Software:Assertion (software development)

From HandWiki
Short description: In computer programming, statement that a predicate is always true at that point in code execution


In computer programming, specifically when using the imperative programming paradigm, an assertion is a predicate (a Boolean-valued function over the state space, usually expressed as a logical proposition using the variables of a program) connected to a point in the program, that always should evaluate to true at that point in code execution. Assertions can help a programmer read the code, help a compiler compile it, or help the program detect its own defects.
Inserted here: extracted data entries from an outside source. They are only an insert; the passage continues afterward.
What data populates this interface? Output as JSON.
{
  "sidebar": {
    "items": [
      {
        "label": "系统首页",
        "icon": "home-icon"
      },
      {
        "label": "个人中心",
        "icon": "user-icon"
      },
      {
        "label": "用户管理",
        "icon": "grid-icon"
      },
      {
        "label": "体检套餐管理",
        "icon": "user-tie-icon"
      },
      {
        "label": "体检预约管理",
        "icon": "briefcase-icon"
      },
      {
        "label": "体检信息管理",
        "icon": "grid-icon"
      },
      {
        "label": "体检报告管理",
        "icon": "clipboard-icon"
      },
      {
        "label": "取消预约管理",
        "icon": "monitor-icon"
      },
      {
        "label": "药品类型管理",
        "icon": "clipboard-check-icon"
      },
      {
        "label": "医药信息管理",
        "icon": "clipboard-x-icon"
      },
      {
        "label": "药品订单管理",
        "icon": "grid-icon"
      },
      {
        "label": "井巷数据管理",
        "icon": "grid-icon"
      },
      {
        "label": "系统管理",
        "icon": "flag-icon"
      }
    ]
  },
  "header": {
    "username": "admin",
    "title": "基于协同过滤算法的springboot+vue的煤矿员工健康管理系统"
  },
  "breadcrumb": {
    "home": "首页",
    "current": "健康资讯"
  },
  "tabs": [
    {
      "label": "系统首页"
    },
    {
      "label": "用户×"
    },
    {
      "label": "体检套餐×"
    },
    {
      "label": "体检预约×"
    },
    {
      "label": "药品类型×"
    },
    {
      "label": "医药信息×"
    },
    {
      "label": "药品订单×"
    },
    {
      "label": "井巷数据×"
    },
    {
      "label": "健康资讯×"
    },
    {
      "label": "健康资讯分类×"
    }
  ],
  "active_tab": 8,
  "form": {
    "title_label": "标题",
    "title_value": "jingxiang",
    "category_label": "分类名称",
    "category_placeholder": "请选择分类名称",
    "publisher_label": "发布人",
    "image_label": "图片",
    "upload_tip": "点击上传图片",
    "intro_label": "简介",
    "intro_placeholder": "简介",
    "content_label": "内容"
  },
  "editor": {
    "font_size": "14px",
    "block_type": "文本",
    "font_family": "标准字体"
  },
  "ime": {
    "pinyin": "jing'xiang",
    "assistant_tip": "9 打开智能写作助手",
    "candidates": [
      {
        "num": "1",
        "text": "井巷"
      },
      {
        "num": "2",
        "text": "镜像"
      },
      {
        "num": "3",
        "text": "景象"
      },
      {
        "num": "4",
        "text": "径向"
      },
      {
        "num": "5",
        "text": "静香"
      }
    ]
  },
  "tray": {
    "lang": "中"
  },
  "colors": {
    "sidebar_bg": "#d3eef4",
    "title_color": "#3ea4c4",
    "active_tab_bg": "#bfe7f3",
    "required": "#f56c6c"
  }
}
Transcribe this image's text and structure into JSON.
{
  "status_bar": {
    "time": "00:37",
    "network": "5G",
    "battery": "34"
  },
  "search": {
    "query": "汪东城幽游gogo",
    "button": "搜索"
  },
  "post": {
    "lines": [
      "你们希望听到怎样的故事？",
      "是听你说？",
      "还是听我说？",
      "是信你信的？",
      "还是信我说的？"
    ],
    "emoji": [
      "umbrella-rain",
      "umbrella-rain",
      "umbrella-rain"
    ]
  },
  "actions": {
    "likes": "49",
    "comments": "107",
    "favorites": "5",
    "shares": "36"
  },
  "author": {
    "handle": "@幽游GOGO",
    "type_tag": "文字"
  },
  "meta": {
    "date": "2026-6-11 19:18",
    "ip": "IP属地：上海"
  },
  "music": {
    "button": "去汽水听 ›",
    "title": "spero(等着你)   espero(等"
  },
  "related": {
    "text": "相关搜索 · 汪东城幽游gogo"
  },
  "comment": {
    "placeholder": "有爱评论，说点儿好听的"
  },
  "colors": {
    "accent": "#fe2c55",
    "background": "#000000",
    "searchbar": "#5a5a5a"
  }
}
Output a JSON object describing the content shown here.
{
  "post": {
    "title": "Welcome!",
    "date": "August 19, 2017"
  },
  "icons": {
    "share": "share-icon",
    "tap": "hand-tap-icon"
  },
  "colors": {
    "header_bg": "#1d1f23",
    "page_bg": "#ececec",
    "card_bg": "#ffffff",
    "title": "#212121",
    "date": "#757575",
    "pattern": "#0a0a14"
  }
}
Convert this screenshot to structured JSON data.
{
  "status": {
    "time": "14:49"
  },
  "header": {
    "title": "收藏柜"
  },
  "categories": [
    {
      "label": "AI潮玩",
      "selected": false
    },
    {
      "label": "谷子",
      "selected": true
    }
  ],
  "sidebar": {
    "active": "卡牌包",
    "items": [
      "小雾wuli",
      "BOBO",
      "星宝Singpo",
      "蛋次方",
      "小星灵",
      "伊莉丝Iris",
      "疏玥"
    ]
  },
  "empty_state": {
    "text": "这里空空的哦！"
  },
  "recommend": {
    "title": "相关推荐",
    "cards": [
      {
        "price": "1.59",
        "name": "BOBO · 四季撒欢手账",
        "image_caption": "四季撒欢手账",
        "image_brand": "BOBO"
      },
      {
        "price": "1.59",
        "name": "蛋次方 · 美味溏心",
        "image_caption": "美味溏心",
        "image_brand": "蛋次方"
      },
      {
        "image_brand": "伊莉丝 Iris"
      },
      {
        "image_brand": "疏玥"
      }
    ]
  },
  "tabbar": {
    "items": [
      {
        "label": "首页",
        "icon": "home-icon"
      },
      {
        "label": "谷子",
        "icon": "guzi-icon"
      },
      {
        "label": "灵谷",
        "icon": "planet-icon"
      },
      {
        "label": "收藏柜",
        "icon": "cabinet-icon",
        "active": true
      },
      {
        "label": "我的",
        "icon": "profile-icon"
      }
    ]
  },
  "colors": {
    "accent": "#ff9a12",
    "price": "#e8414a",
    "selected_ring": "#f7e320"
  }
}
For the latter, some programs check assertions by actually evaluating the predicate as they run. Then, if it is not in fact true – an assertion failure – the program considers itself to be broken and typically deliberately crashes or throws an assertion failure exception.

Details

The following code contains two assertions, x > 0 and x > 1, and they are indeed true at the indicated points during execution:

x = 1;
assert x > 0;
x++;
assert x > 1;

Programmers can use assertions to help specify programs and to reason about program correctness. For example, a precondition—an assertion placed at the beginning of a section of code—determines the set of states under which the programmer expects the code to execute. A postcondition—placed at the end—describes the expected state at the end of execution. For example: x > 0 { x++ } x > 1.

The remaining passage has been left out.